IPERION HSIntegrating Platforms for the European Research Infrastructure ON Heritage Science
A team of Italian researchers investigates the pre-Columbian manuscript with non-invasive analysis 

The Codex Cospi, a pre-Columbian manuscript, painted between the end of the 15th and the beginning of the 16th century, will have no more secrets. Of Nahuan divinatory origin (i.e. “Aztec”), it is one of the very few pre-Columbian “books” – a dozen in all – that survived the ravages of time and the destructive fury of conquerors and Catholic missionaries.

The painting techniques, the materials used, the state of conservation will be investigated by a team of researchers from the Scientific Methodologies Applied to Archeology and Art (SMAArt) Center of Excellence of the University of Perugia, the Institute of Chemical Sciences and Technologies’ Giulio Natta ‘(Scitec) and the Institute of Heritage Science (Ispc) both of the National Research Council, all aggregated in the Molab access platform of the Italian node of E-RIHS.it

Hyperspectral and fluorescence imaging techniques will be employed to study the complex colour production technologies developed by the ancient Mesoamerican peoples. In particular, it will be possible to map the distribution of compositional materials (both organic and inorganic) on all pages, thus providing the opportunity to analyze with previously unthinkable detail the technological and pictorial practices developed by pre-Columbian artists.

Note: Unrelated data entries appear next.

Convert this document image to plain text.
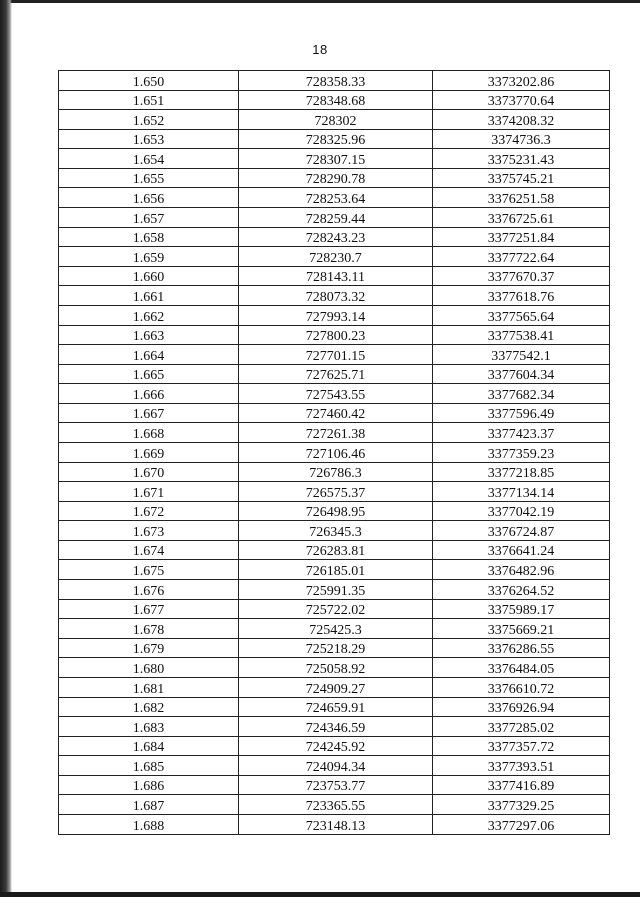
18
1.650	728358.33	3373202.86
1.651	728348.68	3373770.64
1.652	728302	3374208.32
1.653	728325.96	3374736.3
1.654	728307.15	3375231.43
1.655	728290.78	3375745.21
1.656	728253.64	3376251.58
1.657	728259.44	3376725.61
1.658	728243.23	3377251.84
1.659	728230.7	3377722.64
1.660	728143.11	3377670.37
1.661	728073.32	3377618.76
1.662	727993.14	3377565.64
1.663	727800.23	3377538.41
1.664	727701.15	3377542.1
1.665	727625.71	3377604.34
1.666	727543.55	3377682.34
1.667	727460.42	3377596.49
1.668	727261.38	3377423.37
1.669	727106.46	3377359.23
1.670	726786.3	3377218.85
1.671	726575.37	3377134.14
1.672	726498.95	3377042.19
1.673	726345.3	3376724.87
1.674	726283.81	3376641.24
1.675	726185.01	3376482.96
1.676	725991.35	3376264.52
1.677	725722.02	3375989.17
1.678	725425.3	3375669.21
1.679	725218.29	3376286.55
1.680	725058.92	3376484.05
1.681	724909.27	3376610.72
1.682	724659.91	3376926.94
1.683	724346.59	3377285.02
1.684	724245.92	3377357.72
1.685	724094.34	3377393.51
1.686	723753.77	3377416.89
1.687	723365.55	3377329.25
1.688	723148.13	3377297.06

The project, carried out in collaboration with the Palazzo Poggi Museum of the University of Bologna Museum System, starts at the University Library where the very rare manuscript from pre-Columbian Mexico is kept. The analyzes will be carried out thanks to a Carisbo Foundation’s grant through the Art and Culture call to the Department of History Culture and Civilization of the University of Bologna.

A very rare witness of an immense book heritage condemned to oblivion, the Code was probably brought to Bologna by the Spanish Dominican Domingo de Betanzos on the occasion of his meeting with Pope Clement VII, which took place on March 3, 1533. Since then it remained in the city, passing through the collection of Ferdinando Cospi and then into that of the Institute of the Academy of Sciences until it entered the collection of the University Library of Bologna.

In 2006, a first non-invasive analysis campaign was carried out on the Code thanks to a collaboration between Davide Domenici (Americanist anthropologist of the Department of History, Culture and Civilization), Antonio Sgamellotti (a member of the Accademia dei Lincei, then professor of chemistry at the University of Perugia and co-founder of MOLAB), and Costanza Miliani now director of Cnr-Ispc and coordinator of the MOLAB platform of E-RIHS.it.

From that campaign, the first of its kind ever carried out in the world on a pre-Columbian manuscript, non-invasive diagnostic projects were born, funded as part of the European access projects Eu-ARTECH (2006–2009), CHARISMA (2009–2014) and IPERION-CH (2014). Those projects led the group of Italian researchers to analyze most of the pre-Columbian manuscripts existing today, currently preserved in institutions such as the Museo de América in Madrid, the British Museum, the World Museum in Liverpool, the Bodleian Library of Oxford and the Vatican Apostolic Library.

Almost fifteen years after those first investigations, MOLAB is about to examine the Cospi Code again,

Under the coordination of Laura Cartechini, head of the Perugia branch of Cnr-Scitec and Aldo Romani, president of SMAArt the Code will be analyzed by using the new study techniques that the rapid technological development has made available in the meantime. The results obtained in 2006 will then be integrated and enriched with the use of macro-XRF imaging techniques (X-ray fluorescence) and hyperspectral imaging in the visible range (both in reflectance and in fluorescence).

Thanks to them it will be possible to know the distribution of inorganic pigments and to map the use of organic dyes such as indigo, used together with specific clays in the production of the famous Maya Blue.